The coordination layer is small in data, except for maybe map updates.  Basically the "commanders" are nodes that run in every machine, they all share software components where the actual functional block is 'stateless' as mentioned.  Just because there is a database with cached state and you send (delta, hash) each frame in no way invalidates this design.  What stateless means is that the "commander" gets (data from last frame, new information) and will make a decision based only on the arguments.  At an OS level this is just a binary running in it's own process space that after each frame, it's own memory is in the same state it started in.  [it wrote the outputs to shared memory, having read the inputs from read only memory]

  This is necessary if you want to have multiple computer redundancy, or software you can even debug.  FYI I actually do this, this part's present day.  

Anyways in situations where the "commander" doesn't work for any of the reasons you mention...this doesn't change a whole lot.  Each machine is now just fighting on it's own or in a smaller group for a while.  They still have their last orders.  

If comm losses are common and you have a much larger network, the form you issue orders in - that limits the autonomy of ever smaller subunits - might be a little interesting. 
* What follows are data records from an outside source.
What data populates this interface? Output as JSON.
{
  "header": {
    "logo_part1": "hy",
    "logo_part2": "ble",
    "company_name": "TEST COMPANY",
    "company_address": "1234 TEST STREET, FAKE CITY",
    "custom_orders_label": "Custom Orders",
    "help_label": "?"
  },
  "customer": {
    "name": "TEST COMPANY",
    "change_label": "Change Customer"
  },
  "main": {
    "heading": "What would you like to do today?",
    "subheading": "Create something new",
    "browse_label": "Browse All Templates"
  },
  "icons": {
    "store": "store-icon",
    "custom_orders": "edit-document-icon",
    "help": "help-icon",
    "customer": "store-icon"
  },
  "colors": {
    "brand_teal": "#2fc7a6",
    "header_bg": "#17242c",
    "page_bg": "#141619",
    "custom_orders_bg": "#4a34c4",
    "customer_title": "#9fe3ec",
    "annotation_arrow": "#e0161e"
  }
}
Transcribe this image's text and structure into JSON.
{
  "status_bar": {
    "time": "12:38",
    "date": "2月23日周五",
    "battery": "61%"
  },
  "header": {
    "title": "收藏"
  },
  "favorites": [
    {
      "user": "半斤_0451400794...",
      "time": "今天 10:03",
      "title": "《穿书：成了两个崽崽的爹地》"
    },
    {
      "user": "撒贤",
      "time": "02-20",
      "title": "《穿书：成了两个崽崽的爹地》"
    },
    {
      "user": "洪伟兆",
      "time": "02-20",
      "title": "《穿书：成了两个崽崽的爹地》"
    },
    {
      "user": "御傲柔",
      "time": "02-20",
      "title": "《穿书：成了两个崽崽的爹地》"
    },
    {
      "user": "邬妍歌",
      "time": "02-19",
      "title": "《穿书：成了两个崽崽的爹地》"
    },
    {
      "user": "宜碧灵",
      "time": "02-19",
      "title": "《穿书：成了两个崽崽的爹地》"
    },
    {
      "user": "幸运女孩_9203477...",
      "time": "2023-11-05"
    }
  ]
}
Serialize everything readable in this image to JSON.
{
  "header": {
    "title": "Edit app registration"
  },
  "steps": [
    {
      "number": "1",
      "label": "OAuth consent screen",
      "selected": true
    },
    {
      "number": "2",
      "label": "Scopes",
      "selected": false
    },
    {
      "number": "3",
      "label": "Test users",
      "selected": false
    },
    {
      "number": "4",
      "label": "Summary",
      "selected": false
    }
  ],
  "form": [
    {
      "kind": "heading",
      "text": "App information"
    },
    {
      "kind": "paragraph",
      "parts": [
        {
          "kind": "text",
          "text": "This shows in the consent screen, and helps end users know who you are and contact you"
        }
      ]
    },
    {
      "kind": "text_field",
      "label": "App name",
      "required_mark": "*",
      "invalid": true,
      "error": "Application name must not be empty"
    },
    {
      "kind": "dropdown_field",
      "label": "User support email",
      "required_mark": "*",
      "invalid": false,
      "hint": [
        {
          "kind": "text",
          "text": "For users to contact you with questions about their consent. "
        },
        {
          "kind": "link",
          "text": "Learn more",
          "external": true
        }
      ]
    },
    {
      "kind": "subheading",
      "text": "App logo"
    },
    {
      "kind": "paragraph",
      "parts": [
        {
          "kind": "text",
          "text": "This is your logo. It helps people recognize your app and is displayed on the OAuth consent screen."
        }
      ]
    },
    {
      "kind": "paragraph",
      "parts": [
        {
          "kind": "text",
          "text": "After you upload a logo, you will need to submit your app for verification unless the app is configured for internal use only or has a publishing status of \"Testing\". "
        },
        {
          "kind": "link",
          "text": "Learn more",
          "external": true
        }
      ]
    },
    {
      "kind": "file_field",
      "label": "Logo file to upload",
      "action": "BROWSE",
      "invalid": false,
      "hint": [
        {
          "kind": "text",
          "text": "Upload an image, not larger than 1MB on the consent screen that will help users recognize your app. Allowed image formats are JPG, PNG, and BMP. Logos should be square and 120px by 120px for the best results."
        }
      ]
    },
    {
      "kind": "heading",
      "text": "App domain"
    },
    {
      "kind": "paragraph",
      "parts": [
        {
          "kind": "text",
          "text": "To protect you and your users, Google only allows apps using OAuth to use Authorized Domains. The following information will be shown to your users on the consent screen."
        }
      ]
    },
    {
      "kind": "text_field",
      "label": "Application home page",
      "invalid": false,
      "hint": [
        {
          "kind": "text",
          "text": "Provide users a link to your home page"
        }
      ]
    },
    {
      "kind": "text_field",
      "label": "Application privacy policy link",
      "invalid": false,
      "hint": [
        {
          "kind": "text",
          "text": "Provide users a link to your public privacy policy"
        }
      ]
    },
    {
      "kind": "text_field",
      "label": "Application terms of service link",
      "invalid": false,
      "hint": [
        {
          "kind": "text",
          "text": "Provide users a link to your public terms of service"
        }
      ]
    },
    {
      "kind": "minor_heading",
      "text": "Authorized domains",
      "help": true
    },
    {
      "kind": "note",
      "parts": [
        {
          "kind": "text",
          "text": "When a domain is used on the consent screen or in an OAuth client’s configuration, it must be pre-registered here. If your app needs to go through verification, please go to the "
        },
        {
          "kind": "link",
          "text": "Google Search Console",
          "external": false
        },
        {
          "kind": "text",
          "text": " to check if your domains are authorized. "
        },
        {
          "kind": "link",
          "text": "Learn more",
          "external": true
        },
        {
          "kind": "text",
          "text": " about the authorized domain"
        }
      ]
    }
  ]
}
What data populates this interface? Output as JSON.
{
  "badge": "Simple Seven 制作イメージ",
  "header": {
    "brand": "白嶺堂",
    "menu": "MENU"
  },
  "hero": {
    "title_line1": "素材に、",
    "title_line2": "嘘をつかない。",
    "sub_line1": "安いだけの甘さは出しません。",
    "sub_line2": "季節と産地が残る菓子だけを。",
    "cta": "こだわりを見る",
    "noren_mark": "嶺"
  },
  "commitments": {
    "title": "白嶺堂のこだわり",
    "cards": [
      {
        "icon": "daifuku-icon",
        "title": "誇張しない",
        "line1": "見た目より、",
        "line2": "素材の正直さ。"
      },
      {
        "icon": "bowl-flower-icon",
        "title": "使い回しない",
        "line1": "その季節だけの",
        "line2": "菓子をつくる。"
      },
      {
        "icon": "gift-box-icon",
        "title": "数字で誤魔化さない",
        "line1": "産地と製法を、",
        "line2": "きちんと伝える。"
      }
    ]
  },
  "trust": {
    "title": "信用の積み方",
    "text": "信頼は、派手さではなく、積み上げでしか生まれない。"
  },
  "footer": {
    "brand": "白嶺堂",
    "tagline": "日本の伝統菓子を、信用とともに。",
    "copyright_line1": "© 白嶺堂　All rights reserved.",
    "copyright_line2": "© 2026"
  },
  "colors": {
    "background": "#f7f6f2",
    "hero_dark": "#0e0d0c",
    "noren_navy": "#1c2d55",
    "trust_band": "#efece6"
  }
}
I think I have updated a little bit.  From thinking about this problem, I do agree that you need the software stacks to be highly robust to network link losses, breaking into smaller units, momentary rejoins not sufficient to send map updates, and so on.  This would be a lot of effort and would take years of architecture iteration and testing.  There are some amusing bugs you might get, such as one small subunit having seen an enemy fighter sneak by in the past, then when the units resync with each other, fail to report this because the sync algorithm flushes anything not relevant to the immediate present state and objectives.  

FYI re: your footnote- mechanized infantry would have tracked vehicles organically attached to their formation. The term for an equivalent unit with wheeled vehicles would be motorized infantry.